Behavior/Cognitive Therapy

By: Nicole Richardson

Behavior Therapy

Behavioral therapy dates back to the 1950s and early 1960s. It concentrates on immediate behavior observation and the treatment of problematic behaviors. Behavioral therapy is used for such disorders as anxiety, those who are depressed, or those with a substance problem (Corey, 2013). One major area in behavioral therapy is called classical conditioning, which “refers to what happens prior to learning that creates a response through pairing.” (Corey, 2013, p. 248) . Another area is called operant conditioning, which is based on conduct that is affected by the outcome/ (Corey, 2013). “Behavioral therapists now use a variety of evidence-based techniques in their practices, including cognitive therapy, social skills training, relaxation training, and mindfulness strategies” (Corey, 2013, p. 247).


Reference

Corey, G. (2013). Theory and Practice of Counseling and Psychotherapy (9th Ed.) Belmont, CA: Brooks/Cole.
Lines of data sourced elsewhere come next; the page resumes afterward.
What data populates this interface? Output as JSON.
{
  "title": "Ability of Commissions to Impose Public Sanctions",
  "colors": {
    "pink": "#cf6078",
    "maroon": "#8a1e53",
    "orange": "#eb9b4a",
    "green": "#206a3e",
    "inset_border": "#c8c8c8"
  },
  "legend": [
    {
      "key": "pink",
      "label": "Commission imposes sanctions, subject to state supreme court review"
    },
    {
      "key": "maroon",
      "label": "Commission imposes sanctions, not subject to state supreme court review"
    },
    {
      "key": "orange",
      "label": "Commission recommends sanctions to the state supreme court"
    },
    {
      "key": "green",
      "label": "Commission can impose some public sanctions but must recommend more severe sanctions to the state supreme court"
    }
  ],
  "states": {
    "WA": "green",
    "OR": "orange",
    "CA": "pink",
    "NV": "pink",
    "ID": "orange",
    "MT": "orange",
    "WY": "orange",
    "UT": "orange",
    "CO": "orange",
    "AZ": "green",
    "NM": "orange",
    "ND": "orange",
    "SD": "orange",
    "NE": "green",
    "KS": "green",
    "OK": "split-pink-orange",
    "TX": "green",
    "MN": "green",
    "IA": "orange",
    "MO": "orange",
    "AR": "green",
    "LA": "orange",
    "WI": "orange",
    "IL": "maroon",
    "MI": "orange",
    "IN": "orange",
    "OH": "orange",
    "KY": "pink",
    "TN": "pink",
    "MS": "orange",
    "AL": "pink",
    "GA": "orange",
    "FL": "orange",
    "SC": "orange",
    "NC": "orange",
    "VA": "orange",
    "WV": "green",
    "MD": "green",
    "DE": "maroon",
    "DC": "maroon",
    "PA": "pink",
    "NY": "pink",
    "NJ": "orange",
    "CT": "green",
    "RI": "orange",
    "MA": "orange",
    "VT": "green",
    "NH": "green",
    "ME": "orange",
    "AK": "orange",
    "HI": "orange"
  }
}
Cognitive Behavior Therapy

Cognitive behavior therapy (CBT) is based on what people think affects their behavior and emotions (Corey, 2013). According to the Mayo Clinic Staff (n.d.), "Cognitive behavioral therapy helps you become aware of inaccurate or negative thinking, so you can view challenging situations more clearly and respond to them in a more effective way." (p. 1)

Reference

Corey, G. (2013). Theory and Practice of Counseling and Psychotherapy (9th Ed.) Belmont, CA: Brooks/Cole.


Mayo Clinic Staff (n.d.). Cognitive Behavior Therapy. Definition. Retrieved on March 9, 2015, from: http://www.mayoclinic.org/tests-procedures/cognitive-behavioral-therapy/basics/definition/prc-20013594

Comparing Behavioral & Cognitive Behavior Therapy

Behavioral and cognitive behavior therapy both share the idea that a person's views and ideas can help to shape their conduct. Both therapies involve a therapist and a client. They both involve encouraging positive thoughts and conduct, with objectives in place and a continued evaluation (Corey, 2013). There is one major difference between the two therapies. Cognitive behavior therapy is based more on a person's emotions coming from their thoughts and perceptions. Whereas, behavior therapy is based on a person's concepts and perceptions affecting their behavior based on the outcome (Association for Behavioral and Cognitive Therapies, n.d.)

Reference

Association for Behavioral and Cognitive Therapies (n.d.). What is Cognitive Behavior Therapy (CBT). Retrieved on March 9, 2015, from: http://www.abct.org/Help/?m=mFindHelp&fa=WhatIsCBTpublic

Corey, G. (2013). Theory and Practice of Counseling and Psychotherapy (9th Ed.) Belmont, CA: Brooks/Cole.

Treatment for Procrastination

Procrastinating is putting something off, often times something significant. According to Dr. Sebastian Bailey (2014), research shows that "Complacency", "Avoiding discomfort", "Fear of failure", "Emotional state", and "Action illusion" are all factors as to why a person procrastinates (p. 1). A couple of things that Dr. Bailey (2014) suggests in helping with procrastination is "set goals and awards" and "Set creative punishments - negative consequences" (p. 1.). Behavior therapy relates to consequences from one's thoughts and conduct; therefore, this would be the best approach and treatment to help with procrastination (Association for Behavioral and Cognitive Therapies, n.d.).